Of course not, and I haven't suggested it. What I have suggested is that it is unwise to worship investment-based retirement vehicles to the exclusion of other vehicles and to force other people into a shoe that doesn't fit. Insurance is an important element in a diverse approach to achieving financial security. SS is insurance.
Okay I'm glad you cleared that up for me. But my biggest beef is the rate of return for the program is horrendous...
That depends who you are. An average worker with a wife and two children who retires at age 67 in 2030 will have earned a real rate of return of just under 4%. That's nothing to sneeze at. A high-income worker retiring under virtually the same circumstances could conceivably have a negative real rate of return.
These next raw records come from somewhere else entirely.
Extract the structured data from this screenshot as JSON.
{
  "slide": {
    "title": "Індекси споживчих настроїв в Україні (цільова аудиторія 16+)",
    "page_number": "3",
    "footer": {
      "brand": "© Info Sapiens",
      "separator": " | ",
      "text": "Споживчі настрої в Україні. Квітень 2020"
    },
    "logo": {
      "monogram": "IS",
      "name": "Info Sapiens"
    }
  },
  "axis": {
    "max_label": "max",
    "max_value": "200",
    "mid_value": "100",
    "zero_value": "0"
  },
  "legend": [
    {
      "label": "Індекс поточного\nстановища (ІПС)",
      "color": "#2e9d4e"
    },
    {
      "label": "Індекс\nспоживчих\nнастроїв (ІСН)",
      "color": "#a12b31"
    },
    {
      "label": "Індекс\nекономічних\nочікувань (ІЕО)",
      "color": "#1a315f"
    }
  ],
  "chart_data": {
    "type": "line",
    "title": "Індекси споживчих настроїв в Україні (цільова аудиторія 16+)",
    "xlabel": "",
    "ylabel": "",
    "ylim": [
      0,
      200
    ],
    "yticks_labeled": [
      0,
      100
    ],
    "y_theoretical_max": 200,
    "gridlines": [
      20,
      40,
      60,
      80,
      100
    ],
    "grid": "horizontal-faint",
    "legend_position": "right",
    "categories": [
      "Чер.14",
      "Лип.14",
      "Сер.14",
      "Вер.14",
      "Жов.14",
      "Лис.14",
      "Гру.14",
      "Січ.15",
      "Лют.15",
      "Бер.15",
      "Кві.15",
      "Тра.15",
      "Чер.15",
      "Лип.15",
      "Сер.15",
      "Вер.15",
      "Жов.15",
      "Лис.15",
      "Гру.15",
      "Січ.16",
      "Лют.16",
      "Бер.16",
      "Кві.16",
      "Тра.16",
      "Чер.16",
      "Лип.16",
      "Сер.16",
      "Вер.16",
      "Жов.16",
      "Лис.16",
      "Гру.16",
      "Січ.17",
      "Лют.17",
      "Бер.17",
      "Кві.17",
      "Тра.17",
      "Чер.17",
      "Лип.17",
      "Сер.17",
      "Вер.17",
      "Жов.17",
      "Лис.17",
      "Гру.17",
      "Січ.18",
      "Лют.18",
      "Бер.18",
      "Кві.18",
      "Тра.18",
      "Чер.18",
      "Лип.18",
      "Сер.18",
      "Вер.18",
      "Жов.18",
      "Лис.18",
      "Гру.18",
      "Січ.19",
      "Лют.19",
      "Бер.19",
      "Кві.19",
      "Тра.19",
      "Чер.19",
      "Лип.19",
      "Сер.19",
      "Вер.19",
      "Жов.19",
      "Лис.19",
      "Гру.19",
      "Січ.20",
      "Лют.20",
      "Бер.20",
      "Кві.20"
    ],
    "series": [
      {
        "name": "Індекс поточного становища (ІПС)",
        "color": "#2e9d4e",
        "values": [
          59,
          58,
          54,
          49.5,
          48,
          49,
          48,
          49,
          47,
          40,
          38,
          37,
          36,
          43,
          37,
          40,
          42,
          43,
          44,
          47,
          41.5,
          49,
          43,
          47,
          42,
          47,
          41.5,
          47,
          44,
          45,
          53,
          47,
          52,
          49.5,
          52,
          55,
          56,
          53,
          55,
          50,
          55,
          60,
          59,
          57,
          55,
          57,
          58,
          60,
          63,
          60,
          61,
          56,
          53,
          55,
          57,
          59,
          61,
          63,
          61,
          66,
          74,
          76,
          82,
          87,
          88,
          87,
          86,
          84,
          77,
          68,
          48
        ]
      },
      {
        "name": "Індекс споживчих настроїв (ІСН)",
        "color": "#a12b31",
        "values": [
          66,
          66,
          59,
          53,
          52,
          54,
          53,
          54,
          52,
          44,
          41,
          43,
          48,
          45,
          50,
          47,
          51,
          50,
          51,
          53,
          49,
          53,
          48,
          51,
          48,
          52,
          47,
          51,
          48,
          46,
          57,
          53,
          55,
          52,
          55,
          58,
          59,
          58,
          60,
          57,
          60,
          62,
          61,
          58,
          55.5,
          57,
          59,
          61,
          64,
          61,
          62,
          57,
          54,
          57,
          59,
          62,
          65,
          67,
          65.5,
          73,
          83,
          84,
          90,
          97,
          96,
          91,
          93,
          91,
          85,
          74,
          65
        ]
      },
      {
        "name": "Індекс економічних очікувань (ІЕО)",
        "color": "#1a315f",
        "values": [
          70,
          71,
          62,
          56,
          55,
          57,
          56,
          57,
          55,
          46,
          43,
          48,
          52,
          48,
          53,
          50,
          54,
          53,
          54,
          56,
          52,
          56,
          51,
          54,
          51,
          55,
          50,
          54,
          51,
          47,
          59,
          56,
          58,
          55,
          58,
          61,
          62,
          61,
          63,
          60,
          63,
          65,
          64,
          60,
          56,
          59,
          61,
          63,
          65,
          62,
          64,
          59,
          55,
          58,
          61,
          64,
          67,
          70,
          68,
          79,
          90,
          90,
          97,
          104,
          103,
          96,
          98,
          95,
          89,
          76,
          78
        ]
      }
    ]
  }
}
That's a rarity, but while high income people are apt to do fine as far as straight dollars go, they don't tend to get a great rate of return.
...and is worse for my generation then it is for current retirees.
The tax formulas haven't changed and the benefit formulas haven't changed. Where does "worse" come from?
I agree, but its another reason I don't like the mandate, because I'm afraid it'll kill any chance of this trend remodeling the healthcare industry.
PPACA deals with healthcare financing. The healthcare industry has been left to remodel itself in response to changing finanical incentives and penalties. There aren't many limits. And keep in mind that the alternative to PPACA was the equivalent of going over Niagagra Falls in a very flimsy barrel. Bad idea. This is better, but there is a long, long way to go.
The AMA has meanwhile been protecting the social and economic status of M.D.'s for decades by working to limit the number of uS medical schools and the numbers of new students they admit. Well into the 1990's, they were projecting doctor-gluts and taking steps to avoid the horror of such things. By 2000 or so, the looming doctor shortage had become so obvious that they had to change their tune. Officially, they now back what seem like laudable increases, but all programs toward those ends are behind schedule. And the next limiting factor has now become residency slots at teaching hospitals. There aren't enough of them. This is in part because federal funding of slots was capped in 1997 by the same budget bill that gave us the idiotic "Sustanable Growth Rate" and the annual "Doc Fix" problem. Can't really blame the AMA for that I suppose, but it's still the same problem. We really need to do a little angioplasty here. Part of it may be work-based in addition to school-based licensing as you suggest. Part of it may be taking some prelim and gatekeeper functions away from doctors and giving them to other trained professionals as I suggested earlier. I think PPACA will create pressure for more medical personnel at all levels, and that these things and others will have to come to pass at some point as the result.